Es cierto que, al mismo tiempo que los servicios florecen, los sectores exportadores de manufacturas y el turismo sufren. Pero el efecto neto es positivo, por tres razones principales. Primero, porque los asalariados, que son los más beneficiados, gastan proporcionalmente más creando más demanda. Segundo, porque la mejora en las expectativas derivadas de una inflación más baja disminuye la incertidumbre, reduce la demanda de dólares, y potencia el gasto de consumo. Y tercero, porque una inflación menor también se asocia con menores tasas, lo que contribuye a aumentar la demanda inmobiliaria y con ella la actividad de la construcción.

Lamentablemente, este veranito dura lo que duran los dólares, porque estas expansiones de corto plazo necesitan que las importaciones de insumos y de bienes de capital se expandan rápidamente para responder a la mayor demanda agregada. El turismo también reacciona inmediata y fuertemente, drenando con rapidez muchos dólares de las reservas. Tarde o temprano, la economía se detendrá si las divisas se acaban. Es cierto que la devaluación no ocurre cuando los dólares literamente “se acaban”. Pero lo que se teme es que los inversores se asusten con las tendencias negativas, cortando el crédito al país. Un rápido aumento del déficit en cuenta corriente es interpretado (correctamente) como una peligrosa tendencia que una vez encaramada es difícil de revertir, porque cuando la devaluación necesaria para corregirlo es muy alta, ningún gobierno está dispuesto a activarla y perder su apoyo político debido a sus nocivos efectos.

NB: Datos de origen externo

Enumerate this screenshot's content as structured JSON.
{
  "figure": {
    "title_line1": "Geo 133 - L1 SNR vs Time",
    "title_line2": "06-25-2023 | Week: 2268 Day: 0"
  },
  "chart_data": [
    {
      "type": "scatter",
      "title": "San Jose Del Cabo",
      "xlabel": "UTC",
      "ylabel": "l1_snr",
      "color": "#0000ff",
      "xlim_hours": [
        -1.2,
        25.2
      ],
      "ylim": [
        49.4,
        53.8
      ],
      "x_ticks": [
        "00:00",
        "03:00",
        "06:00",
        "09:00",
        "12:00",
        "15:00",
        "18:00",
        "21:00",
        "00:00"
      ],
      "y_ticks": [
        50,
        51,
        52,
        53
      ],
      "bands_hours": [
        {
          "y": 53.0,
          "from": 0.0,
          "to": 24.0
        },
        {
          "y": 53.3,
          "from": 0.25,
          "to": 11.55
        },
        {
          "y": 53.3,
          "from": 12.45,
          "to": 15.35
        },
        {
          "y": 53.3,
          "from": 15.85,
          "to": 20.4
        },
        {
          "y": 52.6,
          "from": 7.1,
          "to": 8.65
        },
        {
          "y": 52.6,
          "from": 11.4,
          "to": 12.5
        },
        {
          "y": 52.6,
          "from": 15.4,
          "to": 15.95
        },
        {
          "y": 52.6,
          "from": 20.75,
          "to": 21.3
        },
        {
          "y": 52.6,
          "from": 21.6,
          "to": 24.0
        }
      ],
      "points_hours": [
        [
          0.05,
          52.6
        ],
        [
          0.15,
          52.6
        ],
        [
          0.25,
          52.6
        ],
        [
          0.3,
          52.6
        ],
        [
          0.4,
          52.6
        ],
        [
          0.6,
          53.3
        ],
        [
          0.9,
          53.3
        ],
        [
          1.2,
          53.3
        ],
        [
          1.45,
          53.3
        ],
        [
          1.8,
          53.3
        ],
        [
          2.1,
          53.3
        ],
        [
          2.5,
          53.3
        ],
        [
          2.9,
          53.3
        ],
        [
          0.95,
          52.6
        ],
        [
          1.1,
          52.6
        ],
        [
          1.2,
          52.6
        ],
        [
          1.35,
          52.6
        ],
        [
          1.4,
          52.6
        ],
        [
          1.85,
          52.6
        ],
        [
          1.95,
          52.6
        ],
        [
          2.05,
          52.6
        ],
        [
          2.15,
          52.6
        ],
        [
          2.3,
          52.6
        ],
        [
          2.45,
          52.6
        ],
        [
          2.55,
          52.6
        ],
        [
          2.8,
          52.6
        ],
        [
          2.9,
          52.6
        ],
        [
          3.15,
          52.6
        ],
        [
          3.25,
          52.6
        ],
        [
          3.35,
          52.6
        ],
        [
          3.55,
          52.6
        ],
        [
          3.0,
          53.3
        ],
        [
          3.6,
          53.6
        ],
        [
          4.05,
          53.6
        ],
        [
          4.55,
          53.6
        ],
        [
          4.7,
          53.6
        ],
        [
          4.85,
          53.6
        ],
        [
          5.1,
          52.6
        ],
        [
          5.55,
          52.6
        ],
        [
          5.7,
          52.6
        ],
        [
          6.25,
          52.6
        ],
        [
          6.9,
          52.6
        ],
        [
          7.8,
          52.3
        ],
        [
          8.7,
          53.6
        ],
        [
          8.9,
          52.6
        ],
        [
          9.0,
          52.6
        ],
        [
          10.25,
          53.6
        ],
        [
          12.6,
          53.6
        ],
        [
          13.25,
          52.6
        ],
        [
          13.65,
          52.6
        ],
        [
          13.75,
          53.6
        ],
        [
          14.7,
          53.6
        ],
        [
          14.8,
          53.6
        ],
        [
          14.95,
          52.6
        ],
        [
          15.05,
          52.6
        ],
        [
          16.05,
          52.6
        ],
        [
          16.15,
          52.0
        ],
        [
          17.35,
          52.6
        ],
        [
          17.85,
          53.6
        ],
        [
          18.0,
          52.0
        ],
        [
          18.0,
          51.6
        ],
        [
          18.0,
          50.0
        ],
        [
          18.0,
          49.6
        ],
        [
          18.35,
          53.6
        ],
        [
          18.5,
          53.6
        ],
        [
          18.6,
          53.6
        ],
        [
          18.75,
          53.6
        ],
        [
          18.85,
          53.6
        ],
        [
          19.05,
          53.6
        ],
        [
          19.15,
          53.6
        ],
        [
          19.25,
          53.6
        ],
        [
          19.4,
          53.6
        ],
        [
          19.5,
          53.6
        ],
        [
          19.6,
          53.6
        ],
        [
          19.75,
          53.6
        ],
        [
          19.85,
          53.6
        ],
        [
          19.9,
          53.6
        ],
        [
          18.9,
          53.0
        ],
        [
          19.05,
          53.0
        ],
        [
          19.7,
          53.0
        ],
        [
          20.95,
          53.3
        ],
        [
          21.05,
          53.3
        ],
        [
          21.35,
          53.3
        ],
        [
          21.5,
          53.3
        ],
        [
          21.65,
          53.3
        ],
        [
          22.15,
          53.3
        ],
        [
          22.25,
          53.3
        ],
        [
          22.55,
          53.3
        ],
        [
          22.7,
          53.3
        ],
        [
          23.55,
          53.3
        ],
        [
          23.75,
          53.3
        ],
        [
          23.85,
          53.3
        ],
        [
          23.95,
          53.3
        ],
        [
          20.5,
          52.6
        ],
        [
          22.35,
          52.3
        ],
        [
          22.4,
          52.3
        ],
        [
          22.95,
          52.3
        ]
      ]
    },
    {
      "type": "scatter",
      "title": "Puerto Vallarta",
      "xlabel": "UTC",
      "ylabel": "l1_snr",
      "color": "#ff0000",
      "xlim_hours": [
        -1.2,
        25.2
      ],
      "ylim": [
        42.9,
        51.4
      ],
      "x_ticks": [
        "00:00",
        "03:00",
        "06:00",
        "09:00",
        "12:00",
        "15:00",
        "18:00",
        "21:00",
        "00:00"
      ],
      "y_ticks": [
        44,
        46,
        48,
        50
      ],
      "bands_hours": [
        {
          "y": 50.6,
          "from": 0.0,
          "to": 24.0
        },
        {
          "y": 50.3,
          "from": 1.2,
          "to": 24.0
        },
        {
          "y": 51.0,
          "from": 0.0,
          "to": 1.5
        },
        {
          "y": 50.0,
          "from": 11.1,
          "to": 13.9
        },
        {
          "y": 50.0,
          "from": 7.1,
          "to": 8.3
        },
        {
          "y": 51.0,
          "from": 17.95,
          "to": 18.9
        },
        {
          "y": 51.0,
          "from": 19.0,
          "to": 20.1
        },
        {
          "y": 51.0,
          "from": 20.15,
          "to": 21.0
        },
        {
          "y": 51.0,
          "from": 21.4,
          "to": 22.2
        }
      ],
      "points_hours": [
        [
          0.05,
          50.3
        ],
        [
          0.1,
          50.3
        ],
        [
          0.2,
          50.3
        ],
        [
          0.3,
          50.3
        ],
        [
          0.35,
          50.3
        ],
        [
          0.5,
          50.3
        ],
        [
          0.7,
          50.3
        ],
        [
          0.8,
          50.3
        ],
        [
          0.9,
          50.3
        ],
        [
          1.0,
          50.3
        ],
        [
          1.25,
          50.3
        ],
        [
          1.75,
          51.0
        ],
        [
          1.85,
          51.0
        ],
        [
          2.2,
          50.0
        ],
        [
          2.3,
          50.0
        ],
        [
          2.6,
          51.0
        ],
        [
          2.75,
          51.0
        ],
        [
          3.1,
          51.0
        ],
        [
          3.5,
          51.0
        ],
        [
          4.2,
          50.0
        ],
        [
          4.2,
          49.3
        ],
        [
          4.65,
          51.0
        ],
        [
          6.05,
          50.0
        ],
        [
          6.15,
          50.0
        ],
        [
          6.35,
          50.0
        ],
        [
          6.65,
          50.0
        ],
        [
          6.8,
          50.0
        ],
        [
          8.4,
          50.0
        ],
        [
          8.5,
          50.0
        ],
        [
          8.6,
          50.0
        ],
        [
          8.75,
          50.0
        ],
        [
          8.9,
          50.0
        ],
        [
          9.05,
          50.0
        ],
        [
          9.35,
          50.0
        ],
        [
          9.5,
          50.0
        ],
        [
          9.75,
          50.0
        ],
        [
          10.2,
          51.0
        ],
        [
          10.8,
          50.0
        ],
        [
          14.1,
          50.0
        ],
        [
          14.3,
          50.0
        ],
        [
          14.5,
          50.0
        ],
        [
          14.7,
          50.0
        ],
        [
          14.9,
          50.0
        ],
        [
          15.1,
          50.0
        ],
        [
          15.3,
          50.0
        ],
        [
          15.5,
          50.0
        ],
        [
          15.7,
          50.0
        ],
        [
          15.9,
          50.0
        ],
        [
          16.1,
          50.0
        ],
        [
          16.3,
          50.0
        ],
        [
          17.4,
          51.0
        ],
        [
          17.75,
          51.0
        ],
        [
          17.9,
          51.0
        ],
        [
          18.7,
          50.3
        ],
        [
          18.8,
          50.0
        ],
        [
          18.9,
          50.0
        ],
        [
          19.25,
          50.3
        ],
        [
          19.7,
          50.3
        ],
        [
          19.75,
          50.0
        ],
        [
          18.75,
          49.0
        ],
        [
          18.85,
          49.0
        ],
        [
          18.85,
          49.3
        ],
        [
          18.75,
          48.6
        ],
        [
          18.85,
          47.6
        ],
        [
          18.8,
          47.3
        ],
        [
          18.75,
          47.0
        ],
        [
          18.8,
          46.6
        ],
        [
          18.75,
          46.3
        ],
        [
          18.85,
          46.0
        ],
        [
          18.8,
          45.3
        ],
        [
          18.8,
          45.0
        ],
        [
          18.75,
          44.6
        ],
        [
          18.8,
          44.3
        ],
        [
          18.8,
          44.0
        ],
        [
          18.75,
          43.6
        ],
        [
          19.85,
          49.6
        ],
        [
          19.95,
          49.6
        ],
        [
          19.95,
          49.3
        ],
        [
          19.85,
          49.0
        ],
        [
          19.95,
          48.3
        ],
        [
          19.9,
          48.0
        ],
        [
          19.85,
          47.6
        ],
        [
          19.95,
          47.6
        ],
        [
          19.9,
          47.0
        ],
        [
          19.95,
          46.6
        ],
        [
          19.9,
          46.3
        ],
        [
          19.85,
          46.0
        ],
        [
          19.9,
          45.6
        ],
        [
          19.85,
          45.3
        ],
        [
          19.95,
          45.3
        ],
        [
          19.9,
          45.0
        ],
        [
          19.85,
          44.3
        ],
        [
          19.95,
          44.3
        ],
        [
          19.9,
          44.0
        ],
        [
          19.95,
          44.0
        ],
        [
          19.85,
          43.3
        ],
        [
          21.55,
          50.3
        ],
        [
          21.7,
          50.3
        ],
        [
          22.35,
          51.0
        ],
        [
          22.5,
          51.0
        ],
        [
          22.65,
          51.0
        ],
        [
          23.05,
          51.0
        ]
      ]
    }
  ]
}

Cuando sobreviene el tardío ajuste cambiario, todos los efectos anteriores se invierten, y la economía sufre recesión e inflación. La confianza se desvanece, el consumo se derrumba y se reactiva la fuga de capitales, a la que la clase media se suma no siempre a tiempo.

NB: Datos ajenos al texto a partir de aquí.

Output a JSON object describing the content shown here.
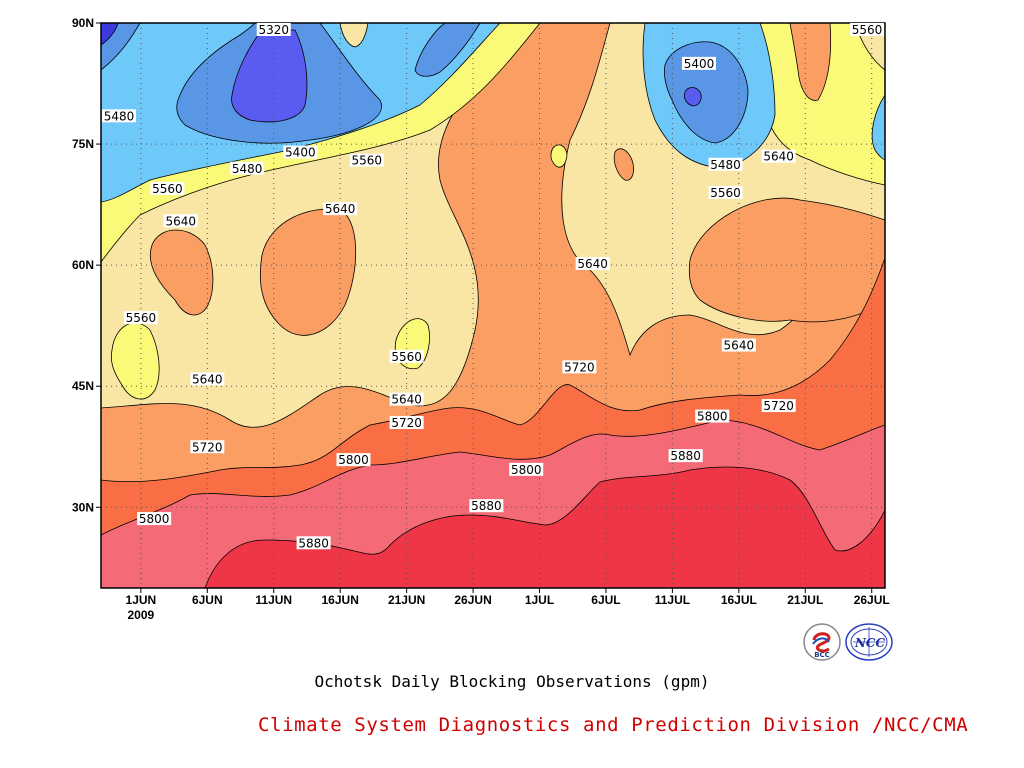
{
  "chart_data": {
    "type": "heatmap",
    "subtype": "filled-contour (time-latitude Hovmoller)",
    "title": "Ochotsk Daily Blocking Observations (gpm)",
    "variable_unit": "gpm",
    "x_axis": {
      "type": "date",
      "range": [
        "2009-05-29",
        "2009-07-27"
      ],
      "tick_labels": [
        "1JUN",
        "6JUN",
        "11JUN",
        "16JUN",
        "21JUN",
        "26JUN",
        "1JUL",
        "6JUL",
        "11JUL",
        "16JUL",
        "21JUL",
        "26JUL"
      ],
      "tick_dates": [
        "2009-06-01",
        "2009-06-06",
        "2009-06-11",
        "2009-06-16",
        "2009-06-21",
        "2009-06-26",
        "2009-07-01",
        "2009-07-06",
        "2009-07-11",
        "2009-07-16",
        "2009-07-21",
        "2009-07-26"
      ],
      "year_label": "2009"
    },
    "y_axis": {
      "range": [
        20,
        90
      ],
      "ticks": [
        30,
        45,
        60,
        75,
        90
      ],
      "tick_labels": [
        "30N",
        "45N",
        "60N",
        "75N",
        "90N"
      ]
    },
    "grid": "dotted",
    "contour_levels": [
      5320,
      5400,
      5480,
      5560,
      5640,
      5720,
      5800,
      5880
    ],
    "colors": {
      "lt5320": "#3a3ae0",
      "5320-5400": "#5a5cf0",
      "5400-5480": "#5a96e6",
      "5480-5560": "#6ec8fa",
      "5560-5640": "#fafa78",
      "5640-5720": "#fae6a4",
      "5720-5800": "#fa9e64",
      "5800-5880": "#fa6e46",
      "5880-5960": "#f46a76",
      "gt5960": "#ee3646"
    },
    "labeled_contours": [
      {
        "value": 5320,
        "date": "2009-06-11",
        "lat": 90
      },
      {
        "value": 5400,
        "date": "2009-07-13",
        "lat": 85
      },
      {
        "value": 5480,
        "date": "2009-05-30",
        "lat": 78.5
      },
      {
        "value": 5400,
        "date": "2009-06-13",
        "lat": 74
      },
      {
        "value": 5480,
        "date": "2009-06-09",
        "lat": 72
      },
      {
        "value": 5560,
        "date": "2009-06-18",
        "lat": 73
      },
      {
        "value": 5480,
        "date": "2009-07-15",
        "lat": 72.5
      },
      {
        "value": 5640,
        "date": "2009-07-19",
        "lat": 73.5
      },
      {
        "value": 5560,
        "date": "2009-07-15",
        "lat": 69
      },
      {
        "value": 5560,
        "date": "2009-06-03",
        "lat": 69.5
      },
      {
        "value": 5640,
        "date": "2009-06-04",
        "lat": 65.5
      },
      {
        "value": 5640,
        "date": "2009-06-16",
        "lat": 67
      },
      {
        "value": 5640,
        "date": "2009-07-05",
        "lat": 60.2
      },
      {
        "value": 5560,
        "date": "2009-06-01",
        "lat": 53.5
      },
      {
        "value": 5560,
        "date": "2009-06-21",
        "lat": 48.7
      },
      {
        "value": 5640,
        "date": "2009-07-16",
        "lat": 50.1
      },
      {
        "value": 5640,
        "date": "2009-06-06",
        "lat": 45.9
      },
      {
        "value": 5640,
        "date": "2009-06-21",
        "lat": 43.4
      },
      {
        "value": 5720,
        "date": "2009-07-04",
        "lat": 47.4
      },
      {
        "value": 5720,
        "date": "2009-07-19",
        "lat": 42.6
      },
      {
        "value": 5720,
        "date": "2009-06-06",
        "lat": 37.5
      },
      {
        "value": 5720,
        "date": "2009-06-21",
        "lat": 40.5
      },
      {
        "value": 5800,
        "date": "2009-07-14",
        "lat": 41.3
      },
      {
        "value": 5800,
        "date": "2009-06-17",
        "lat": 35.9
      },
      {
        "value": 5800,
        "date": "2009-06-30",
        "lat": 34.7
      },
      {
        "value": 5880,
        "date": "2009-07-12",
        "lat": 36.4
      },
      {
        "value": 5800,
        "date": "2009-06-02",
        "lat": 28.6
      },
      {
        "value": 5880,
        "date": "2009-06-27",
        "lat": 30.2
      },
      {
        "value": 5880,
        "date": "2009-06-14",
        "lat": 25.6
      },
      {
        "value": 5560,
        "date": "2009-07-27",
        "lat": 90
      }
    ]
  },
  "footer": {
    "title": "Ochotsk Daily Blocking Observations (gpm)",
    "credit": "Climate System Diagnostics and Prediction Division /NCC/CMA"
  },
  "logos": {
    "left": {
      "name": "bcc-logo",
      "text": "BCC"
    },
    "right": {
      "name": "ncc-logo",
      "text": "NCC"
    }
  }
}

El dilema, entonces, es evidente. Las devaluaciones enmarañan el funcionamiento económico de corto plazo mientras que las apreciaciones son transitoriamente beneficiosas, pero luego inducen una devaluación mayor, con efectos todavía peores. Este es el rompecabezas que desde hace casi diez años la economía argentina trata de desentrañar. La gran pregunta es como hacemos para romper con este ciclo cambiario, y si las autoridades económicas tienen o han tenido la intención de suavizarlo. Ese será el tema de la segunda parte de esta nota.